Some chemotherapies work by trapping cancer cells in mitotic arrest until they die. Cheeseman, Tsang, and Ly’s work collectively shows that when cancer cells lack sufficient truncated CDC20—as can occur in the absence of nuclear eIF1—the cells cannot escape arrest and so are killed off by these chemotherapies at higher rates. These results could be used to improve the efficacy of antimitotic chemotherapy drugs.

The switch in protein variant production that the researchers found affects thousands of proteins. These newly identified protein variants serve as a foundation for many future projects in the lab.
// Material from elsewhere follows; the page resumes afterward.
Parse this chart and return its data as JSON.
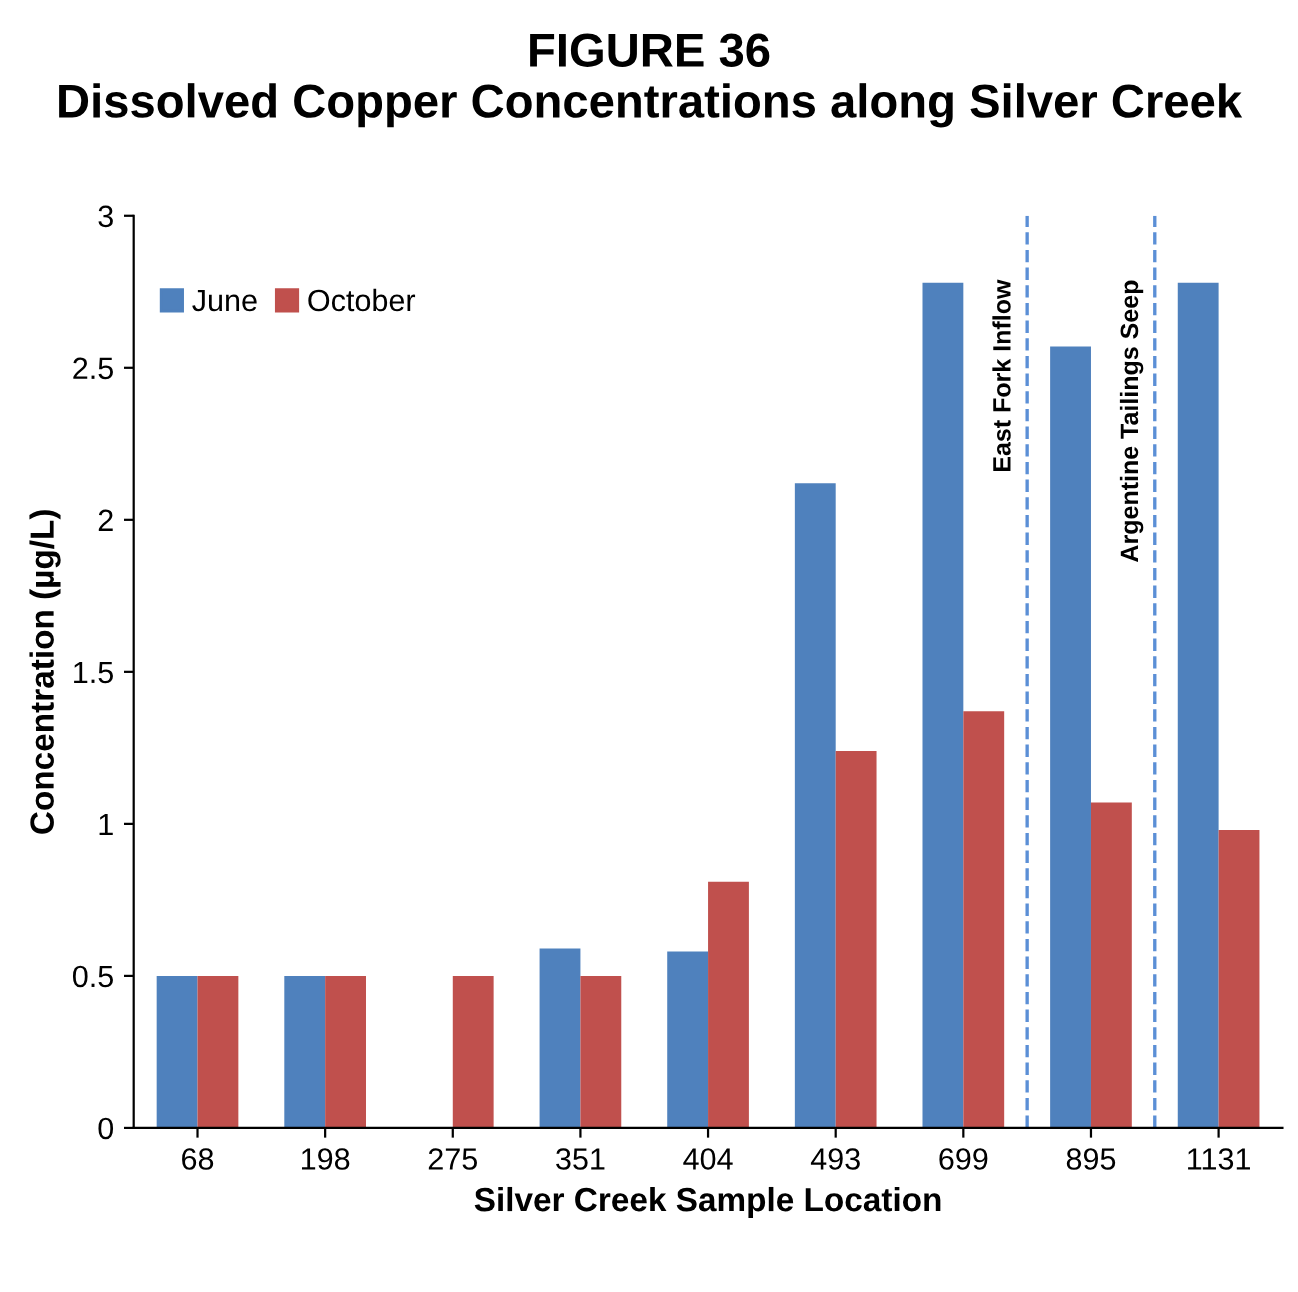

As the researchers continue to examine the consequences of this switch to stringency during mitosis, they are also searching for other cases in which cells regulate protein variant production outside of mitosis. For example, the researchers are interested in how this switch in stringency affects fertility; immature egg cells spend a long time in a form of arrested cell division without an intact nucleus, and Ly observed eIF1 in the nucleus of the immature female eggs.

“Cells have axes of control that they use to quickly make broad changes in gene expression,” Cheeseman says. “Several of these are central to controlling cell division—for example, the role of phosphorylation as a regulatory switch in mitosis has been well studied. Our work identifies another axis of control, and we’re excited to discover more about when and how cells make use of it.”